Peter Davies, regional organiser for the GMB, said: “The numbers of redundancies due to the change to fortnightly collections is about 42 - none of whom will be management.

“If there are compulsory redundancies we will be balloting for industrial action. We understand no management posts are to be lost - why is that?

“We are also unhappy about changes to shift patterns under the new arrangements. Currently, crews are given a zone of the city and work to empty all bins within it, then their work is done for the day.

“They rush around like headless chickens and ensure the job is done.

“Under the new plans, crews will have to empty bins in their area then help other crews until the end of their shift time. At the moment, they work very hard and do not take breaks.

“If the new shift patterns come in, they will work for their set hours and take breaks. Last time that happened, 35,000 bins ended up unemptied over three days.” The potential dispute comes as GMB members walk out for the first of six new one-day strikes in protest at job and hours cuts at household recycling centres.
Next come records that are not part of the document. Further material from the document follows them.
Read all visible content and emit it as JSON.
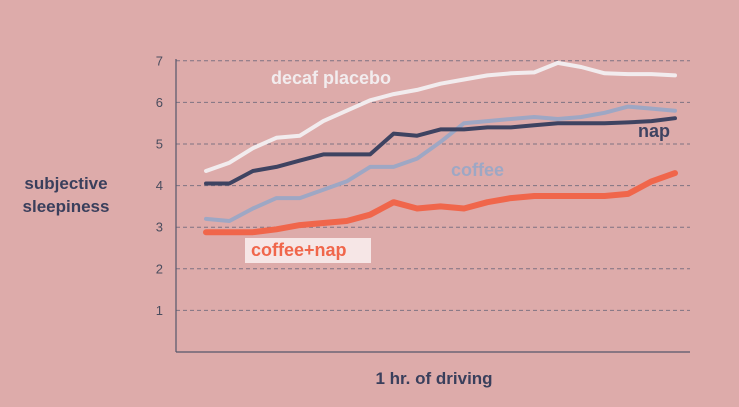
{
  "chart_data": {
    "type": "line",
    "title": "",
    "xlabel": "1 hr. of driving",
    "ylabel": "subjective sleepiness",
    "ylabel_lines": [
      "subjective",
      "sleepiness"
    ],
    "yticks": [
      1,
      2,
      3,
      4,
      5,
      6,
      7
    ],
    "ylim": [
      0,
      7.2
    ],
    "xlim": [
      0,
      1
    ],
    "grid": "horizontal-dashed",
    "legend": "inline labels",
    "x": [
      0,
      0.05,
      0.1,
      0.15,
      0.2,
      0.25,
      0.3,
      0.35,
      0.4,
      0.45,
      0.5,
      0.55,
      0.6,
      0.65,
      0.7,
      0.75,
      0.8,
      0.85,
      0.9,
      0.95,
      1.0
    ],
    "series": [
      {
        "name": "decaf placebo",
        "color": "#f2ecee",
        "values": [
          4.35,
          4.55,
          4.9,
          5.15,
          5.2,
          5.55,
          5.8,
          6.05,
          6.2,
          6.3,
          6.45,
          6.55,
          6.65,
          6.7,
          6.72,
          6.95,
          6.85,
          6.7,
          6.68,
          6.68,
          6.65
        ],
        "label_emphasis": false
      },
      {
        "name": "nap",
        "color": "#3e4361",
        "values": [
          4.05,
          4.05,
          4.35,
          4.45,
          4.6,
          4.75,
          4.75,
          4.75,
          5.25,
          5.2,
          5.35,
          5.35,
          5.4,
          5.4,
          5.45,
          5.5,
          5.5,
          5.5,
          5.52,
          5.55,
          5.62
        ],
        "label_emphasis": false
      },
      {
        "name": "coffee",
        "color": "#9ea7c4",
        "values": [
          3.2,
          3.15,
          3.45,
          3.7,
          3.7,
          3.9,
          4.1,
          4.45,
          4.45,
          4.65,
          5.05,
          5.5,
          5.55,
          5.6,
          5.65,
          5.6,
          5.65,
          5.75,
          5.9,
          5.85,
          5.8
        ],
        "label_emphasis": false
      },
      {
        "name": "coffee+nap",
        "color": "#f0664b",
        "values": [
          2.88,
          2.88,
          2.88,
          2.95,
          3.05,
          3.1,
          3.15,
          3.3,
          3.6,
          3.45,
          3.5,
          3.45,
          3.6,
          3.7,
          3.75,
          3.75,
          3.75,
          3.75,
          3.8,
          4.1,
          4.3
        ],
        "label_emphasis": true
      }
    ]
  }
}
Winnie Smith, of Arbourthorne Tenants’ and Residents’ Association, said: “If there is a bin strike, it will cause havoc and lead to more fly tipping, but I think people will be sympathetic with the binmen’s fight to keep their jobs.”

Jean Gleadall, of Wisewood Tenants’ and Residents’ Association, said: “I think the change to fortnightly collections is very sad because it will put people out of work. Where will they get another job from?”

Readers on The Star’s website were also concerned that fortnightly bin collections could lead to more fly tipping and fires.

Reader ‘Zap’ posted: “The number of rubbish fires will increase with people burning rubbish instead of leaving it uncollected for two weeks.”

Coun Jack Scott, cabinet member for environment, said: “If savings are not found in the waste budget, other services would have to be cut even further to fill the gap.”

He promised to ‘support Sheffield people in adapting to this change’ with large bins available for large households or those with medical conditions.

Coun Scott added: “Whilst redundancies are a possibility, the actual numbers are not known as the voluntary enhanced scheme is still open to the workforce.

“I hope that the Union takes a sensible approach to this situation and works with Veolia and the council to achieve the best solution for the people of Sheffield.”